These days, we have very little time for leisure, so there is less fishing than usual. However, my wife and I did bring our gear to Brautarlækur this weekend, as there’s a brief window of calm amidst the construction work. After tinkering for a while at the building site, we drove over to Lake Selvatn on Saturday evening. Selvatn lies just over the ridge above Hreðavatn. That’s where Gummi Daníels, an old acquaintance of Guðrún’s, built himself a woodland cabin.
I could see that Guðrún was hoping Gummi would be there, though she didn’t expect it, as he is now an elderly man. As it turned out, he wasn’t home, so she couldn’t greet the ‘woodsman’ and renew the fishing permit she received as a teenager. She had worked at the Hreðavatn farm for four summers in her youth; that’s where she met Gummi and was granted a lifelong fishing permit for the lakes belonging to the estate.

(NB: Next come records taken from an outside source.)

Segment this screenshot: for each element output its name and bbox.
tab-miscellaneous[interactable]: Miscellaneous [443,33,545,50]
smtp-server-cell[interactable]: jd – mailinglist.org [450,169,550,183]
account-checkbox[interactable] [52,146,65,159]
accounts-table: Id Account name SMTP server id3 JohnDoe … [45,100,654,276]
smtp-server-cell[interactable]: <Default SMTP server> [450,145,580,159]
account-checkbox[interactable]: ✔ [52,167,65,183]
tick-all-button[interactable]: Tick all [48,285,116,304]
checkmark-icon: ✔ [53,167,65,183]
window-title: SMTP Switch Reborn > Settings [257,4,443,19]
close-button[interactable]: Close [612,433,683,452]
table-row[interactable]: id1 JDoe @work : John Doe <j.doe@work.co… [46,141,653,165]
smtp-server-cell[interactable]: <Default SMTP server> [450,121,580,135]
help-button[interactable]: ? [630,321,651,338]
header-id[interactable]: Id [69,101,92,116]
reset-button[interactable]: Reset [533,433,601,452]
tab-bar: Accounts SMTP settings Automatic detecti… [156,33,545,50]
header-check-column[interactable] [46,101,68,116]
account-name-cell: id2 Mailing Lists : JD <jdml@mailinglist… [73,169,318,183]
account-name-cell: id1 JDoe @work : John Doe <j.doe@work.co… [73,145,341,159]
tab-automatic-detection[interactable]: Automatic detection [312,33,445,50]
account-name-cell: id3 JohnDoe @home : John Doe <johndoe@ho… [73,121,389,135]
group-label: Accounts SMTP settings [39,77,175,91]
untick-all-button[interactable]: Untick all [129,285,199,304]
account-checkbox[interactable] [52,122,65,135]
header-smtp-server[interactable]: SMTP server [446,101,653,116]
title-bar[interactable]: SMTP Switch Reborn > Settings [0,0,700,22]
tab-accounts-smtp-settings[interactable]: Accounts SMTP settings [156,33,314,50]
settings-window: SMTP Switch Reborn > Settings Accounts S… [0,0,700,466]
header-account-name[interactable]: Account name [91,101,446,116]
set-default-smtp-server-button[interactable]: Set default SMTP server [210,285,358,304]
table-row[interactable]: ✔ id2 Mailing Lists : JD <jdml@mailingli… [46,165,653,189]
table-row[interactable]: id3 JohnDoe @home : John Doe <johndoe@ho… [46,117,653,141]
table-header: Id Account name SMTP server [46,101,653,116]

It’s fair to say that the permit hasn’t been used to its full potential. While we’ve fished Hreðavatn a few times, we’ve only visited Selvatn once before. This time, we wanted to see if the southern side of the lake was more promising, as we discovered last year that fly casting was difficult on the northern side. The weather was beautiful as we walked from the cabin toward the lake. It felt as though we were stepping into a fairy-tale world; the vegetation surrounds everything there, and the Forestry Service has planted extensively. The trees have grown quite tall. We ‘moorland people’ aren’t used to such lush greenery.
The fishing itself was nothing to shout about, but there were fish. After four hours of tinkering about, we had landed five brown trout. Since they were small, that provides just enough for two grilled meals for the two of us.